Il Neorealismo

di Andrea
Lo Gioco

Il Neorealismo rappresenta senza dubbio la storia del cinema italiano e non solo, poiché è stato fonte di ispirazione anche per moltissimi registi stranieri e ha offerto un realistico e indimenticabile spaccato dell’Italia durante e dopo il secondo dopoguerra.
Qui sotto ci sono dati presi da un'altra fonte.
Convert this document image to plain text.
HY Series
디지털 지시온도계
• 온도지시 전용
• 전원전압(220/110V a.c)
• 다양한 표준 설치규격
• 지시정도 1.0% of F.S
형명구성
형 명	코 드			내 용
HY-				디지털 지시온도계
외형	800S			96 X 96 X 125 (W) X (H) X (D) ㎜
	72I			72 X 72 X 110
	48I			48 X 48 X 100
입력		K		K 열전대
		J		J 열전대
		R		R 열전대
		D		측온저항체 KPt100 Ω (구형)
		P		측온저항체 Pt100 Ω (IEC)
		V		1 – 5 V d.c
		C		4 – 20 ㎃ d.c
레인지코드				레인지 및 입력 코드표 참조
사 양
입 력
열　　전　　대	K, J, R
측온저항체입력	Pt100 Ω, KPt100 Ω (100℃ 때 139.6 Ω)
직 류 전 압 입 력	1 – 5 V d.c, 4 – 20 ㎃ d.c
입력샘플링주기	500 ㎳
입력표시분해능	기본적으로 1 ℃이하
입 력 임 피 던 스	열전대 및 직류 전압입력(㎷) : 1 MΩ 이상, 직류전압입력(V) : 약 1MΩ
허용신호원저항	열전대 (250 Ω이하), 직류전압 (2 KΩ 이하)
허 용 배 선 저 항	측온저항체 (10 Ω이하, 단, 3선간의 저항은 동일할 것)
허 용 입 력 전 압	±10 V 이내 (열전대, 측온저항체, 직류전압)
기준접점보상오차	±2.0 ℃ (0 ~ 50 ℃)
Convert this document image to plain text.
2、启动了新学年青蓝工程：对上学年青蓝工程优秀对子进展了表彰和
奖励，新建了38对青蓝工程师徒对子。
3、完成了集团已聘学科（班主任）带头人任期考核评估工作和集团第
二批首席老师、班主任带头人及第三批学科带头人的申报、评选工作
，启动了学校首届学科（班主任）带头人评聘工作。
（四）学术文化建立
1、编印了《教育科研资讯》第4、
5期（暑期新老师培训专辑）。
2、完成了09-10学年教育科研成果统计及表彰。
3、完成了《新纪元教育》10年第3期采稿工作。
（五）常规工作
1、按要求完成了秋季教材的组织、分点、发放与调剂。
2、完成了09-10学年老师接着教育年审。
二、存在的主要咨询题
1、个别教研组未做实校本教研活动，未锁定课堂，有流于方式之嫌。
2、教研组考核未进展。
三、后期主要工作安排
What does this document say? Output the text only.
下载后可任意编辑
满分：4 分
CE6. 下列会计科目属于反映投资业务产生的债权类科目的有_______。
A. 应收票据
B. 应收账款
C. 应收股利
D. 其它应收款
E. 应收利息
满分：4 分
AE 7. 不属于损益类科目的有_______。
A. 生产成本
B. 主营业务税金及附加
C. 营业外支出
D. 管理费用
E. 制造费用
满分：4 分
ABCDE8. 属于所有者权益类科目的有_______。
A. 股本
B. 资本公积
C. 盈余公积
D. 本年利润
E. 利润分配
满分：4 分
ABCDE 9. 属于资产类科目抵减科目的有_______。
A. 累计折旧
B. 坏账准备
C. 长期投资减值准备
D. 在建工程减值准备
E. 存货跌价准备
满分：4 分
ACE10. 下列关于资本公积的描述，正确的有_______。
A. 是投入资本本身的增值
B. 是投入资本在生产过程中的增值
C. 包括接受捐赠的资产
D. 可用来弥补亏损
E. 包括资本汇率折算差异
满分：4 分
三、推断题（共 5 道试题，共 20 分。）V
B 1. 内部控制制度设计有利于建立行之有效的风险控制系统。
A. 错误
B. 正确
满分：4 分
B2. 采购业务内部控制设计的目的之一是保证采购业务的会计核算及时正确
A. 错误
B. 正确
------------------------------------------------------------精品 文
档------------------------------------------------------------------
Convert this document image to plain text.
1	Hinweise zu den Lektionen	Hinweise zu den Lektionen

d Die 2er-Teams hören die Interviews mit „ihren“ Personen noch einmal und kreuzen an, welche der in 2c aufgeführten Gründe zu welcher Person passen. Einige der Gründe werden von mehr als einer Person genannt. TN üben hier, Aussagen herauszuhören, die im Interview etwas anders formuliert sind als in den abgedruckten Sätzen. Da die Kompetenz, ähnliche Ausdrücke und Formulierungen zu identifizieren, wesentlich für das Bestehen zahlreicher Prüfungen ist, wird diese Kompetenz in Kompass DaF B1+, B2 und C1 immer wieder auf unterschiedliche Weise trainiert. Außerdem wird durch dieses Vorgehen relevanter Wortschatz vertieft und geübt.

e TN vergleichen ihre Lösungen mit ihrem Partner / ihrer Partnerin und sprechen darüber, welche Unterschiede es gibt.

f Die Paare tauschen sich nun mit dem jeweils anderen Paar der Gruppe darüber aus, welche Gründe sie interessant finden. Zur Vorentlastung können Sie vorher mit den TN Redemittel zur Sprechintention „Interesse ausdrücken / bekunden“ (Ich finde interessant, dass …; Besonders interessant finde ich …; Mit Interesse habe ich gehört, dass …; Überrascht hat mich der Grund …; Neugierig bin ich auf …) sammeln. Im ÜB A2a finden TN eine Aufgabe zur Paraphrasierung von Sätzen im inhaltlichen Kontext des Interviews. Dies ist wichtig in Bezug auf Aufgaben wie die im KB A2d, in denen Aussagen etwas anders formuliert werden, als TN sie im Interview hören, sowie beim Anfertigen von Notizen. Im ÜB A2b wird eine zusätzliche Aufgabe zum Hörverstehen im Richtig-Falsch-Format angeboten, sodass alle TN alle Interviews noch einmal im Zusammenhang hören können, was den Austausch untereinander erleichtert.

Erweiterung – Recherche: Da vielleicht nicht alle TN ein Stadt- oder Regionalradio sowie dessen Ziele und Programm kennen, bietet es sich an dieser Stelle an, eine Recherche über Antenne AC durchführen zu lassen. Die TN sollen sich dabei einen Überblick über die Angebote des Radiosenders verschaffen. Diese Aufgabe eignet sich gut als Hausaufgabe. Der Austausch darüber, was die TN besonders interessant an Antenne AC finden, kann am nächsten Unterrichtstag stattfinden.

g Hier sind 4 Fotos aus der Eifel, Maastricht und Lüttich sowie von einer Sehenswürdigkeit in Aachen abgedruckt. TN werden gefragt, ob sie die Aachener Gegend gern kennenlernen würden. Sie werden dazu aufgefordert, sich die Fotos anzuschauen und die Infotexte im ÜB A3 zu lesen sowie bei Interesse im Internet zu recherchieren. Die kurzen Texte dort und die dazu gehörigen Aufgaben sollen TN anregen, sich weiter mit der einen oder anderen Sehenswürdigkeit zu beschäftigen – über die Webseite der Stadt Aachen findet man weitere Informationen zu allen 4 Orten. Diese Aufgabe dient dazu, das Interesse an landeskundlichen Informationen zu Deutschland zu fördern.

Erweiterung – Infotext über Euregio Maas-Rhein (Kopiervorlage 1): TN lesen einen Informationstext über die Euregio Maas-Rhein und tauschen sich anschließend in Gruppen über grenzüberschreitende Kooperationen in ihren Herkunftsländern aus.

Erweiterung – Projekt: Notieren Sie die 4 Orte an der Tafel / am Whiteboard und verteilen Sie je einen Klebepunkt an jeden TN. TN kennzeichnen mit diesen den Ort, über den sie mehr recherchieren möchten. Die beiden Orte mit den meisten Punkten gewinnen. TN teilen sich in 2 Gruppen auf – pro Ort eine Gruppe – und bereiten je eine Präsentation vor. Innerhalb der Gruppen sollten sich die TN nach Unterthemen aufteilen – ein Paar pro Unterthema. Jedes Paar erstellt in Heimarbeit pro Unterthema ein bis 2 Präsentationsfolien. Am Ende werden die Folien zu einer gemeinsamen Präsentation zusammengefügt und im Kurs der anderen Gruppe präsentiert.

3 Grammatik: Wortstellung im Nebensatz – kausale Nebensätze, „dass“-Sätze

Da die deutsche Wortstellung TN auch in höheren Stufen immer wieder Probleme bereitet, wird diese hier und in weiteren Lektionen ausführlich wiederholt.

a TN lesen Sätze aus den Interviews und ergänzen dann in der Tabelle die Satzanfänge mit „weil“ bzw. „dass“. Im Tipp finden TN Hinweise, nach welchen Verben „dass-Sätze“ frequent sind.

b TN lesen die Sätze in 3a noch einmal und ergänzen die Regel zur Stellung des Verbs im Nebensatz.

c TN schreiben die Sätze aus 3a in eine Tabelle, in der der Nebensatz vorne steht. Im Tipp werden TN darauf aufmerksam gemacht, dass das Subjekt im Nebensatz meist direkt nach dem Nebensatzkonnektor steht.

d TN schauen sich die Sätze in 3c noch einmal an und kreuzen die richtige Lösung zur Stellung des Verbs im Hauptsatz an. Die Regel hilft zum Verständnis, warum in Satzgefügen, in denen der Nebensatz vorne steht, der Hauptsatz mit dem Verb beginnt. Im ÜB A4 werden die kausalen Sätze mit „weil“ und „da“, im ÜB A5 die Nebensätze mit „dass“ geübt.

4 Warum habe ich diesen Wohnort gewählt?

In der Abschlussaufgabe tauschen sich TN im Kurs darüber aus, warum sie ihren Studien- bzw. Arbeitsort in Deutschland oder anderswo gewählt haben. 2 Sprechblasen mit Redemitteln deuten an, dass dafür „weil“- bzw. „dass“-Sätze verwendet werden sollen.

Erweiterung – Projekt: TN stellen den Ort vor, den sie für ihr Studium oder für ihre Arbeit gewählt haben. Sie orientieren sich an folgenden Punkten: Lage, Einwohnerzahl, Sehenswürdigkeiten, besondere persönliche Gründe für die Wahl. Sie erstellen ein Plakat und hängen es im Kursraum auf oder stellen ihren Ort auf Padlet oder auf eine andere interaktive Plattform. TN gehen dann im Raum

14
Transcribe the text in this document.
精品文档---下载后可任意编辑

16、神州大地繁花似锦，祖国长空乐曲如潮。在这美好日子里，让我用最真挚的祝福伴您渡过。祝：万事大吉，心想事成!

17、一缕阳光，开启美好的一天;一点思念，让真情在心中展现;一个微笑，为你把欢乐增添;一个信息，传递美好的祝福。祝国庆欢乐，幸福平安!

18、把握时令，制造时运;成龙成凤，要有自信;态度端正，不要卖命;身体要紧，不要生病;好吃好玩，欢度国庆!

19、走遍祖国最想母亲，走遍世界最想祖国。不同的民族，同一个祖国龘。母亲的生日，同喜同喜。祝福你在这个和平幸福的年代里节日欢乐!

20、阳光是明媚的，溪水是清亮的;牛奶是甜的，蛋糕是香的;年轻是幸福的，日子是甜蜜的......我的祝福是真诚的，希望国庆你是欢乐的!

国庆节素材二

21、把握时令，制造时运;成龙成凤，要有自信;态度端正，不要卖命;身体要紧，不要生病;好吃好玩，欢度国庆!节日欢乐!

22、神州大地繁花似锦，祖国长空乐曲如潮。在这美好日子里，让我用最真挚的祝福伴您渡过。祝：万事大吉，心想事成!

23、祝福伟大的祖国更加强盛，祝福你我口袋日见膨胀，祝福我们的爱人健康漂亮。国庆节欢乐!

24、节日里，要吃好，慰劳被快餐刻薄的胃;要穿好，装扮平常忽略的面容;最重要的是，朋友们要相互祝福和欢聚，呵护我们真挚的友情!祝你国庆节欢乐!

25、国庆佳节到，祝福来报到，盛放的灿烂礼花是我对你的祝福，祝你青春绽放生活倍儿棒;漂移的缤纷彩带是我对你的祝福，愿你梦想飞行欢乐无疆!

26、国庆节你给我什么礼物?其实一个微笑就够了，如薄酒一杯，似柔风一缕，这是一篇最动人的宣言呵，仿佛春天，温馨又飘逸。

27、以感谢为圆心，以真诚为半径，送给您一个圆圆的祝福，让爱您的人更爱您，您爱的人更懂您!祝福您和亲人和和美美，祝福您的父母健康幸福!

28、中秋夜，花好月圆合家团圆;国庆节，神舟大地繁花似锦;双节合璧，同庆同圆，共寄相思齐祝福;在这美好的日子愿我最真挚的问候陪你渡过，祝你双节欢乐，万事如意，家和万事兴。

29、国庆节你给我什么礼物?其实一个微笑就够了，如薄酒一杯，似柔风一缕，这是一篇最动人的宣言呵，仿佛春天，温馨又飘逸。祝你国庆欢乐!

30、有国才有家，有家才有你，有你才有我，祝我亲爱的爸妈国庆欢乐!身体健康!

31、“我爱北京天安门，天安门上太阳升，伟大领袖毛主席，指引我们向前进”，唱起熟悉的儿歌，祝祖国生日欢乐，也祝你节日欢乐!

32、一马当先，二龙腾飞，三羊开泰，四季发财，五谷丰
Il termine “Neorealismo” fu coniato dalla critica cinematografica italiana nei primi anni ’40. I registi erano esortati a “rubare” le scene dalla quotidianità, raccontare la vita della gente comune e le difficoltà causate dalla guerra, dalla povertà e da una paura diffusa.
Protagonisti dei film della corrente Neorealista sono spesso attori non professionisti, persone provenienti dai quartieri più degradati, caratterizzati da una dura schiettezza e da umana consapevolezza.  

Tra i registi più importanti del Neorealismo ricordiamo Vittorio de Sica (“Umberto D”,”Ladri di biciclette”, “Miracolo a Milano”), Roberto Rossellini (“Roma città aperta”, “Paisa’”, “Stromboli”), Luchino Visconti (“Ossessione”).
Il cinema Neorealista ha influenzato notevolmente il cinema degli anni ‘50 e ‘60, basti pensare al cinema inglese, alla Nouvelle Vague francese, al cinema documentaristico di denuncia e impegno civile negli anni ‘60 e ‘70. Il Neorealismo ha offerto  esempi di coraggio, forza e dignità attraverso immagini e personaggi resi immortali per chiunque ami il cinema.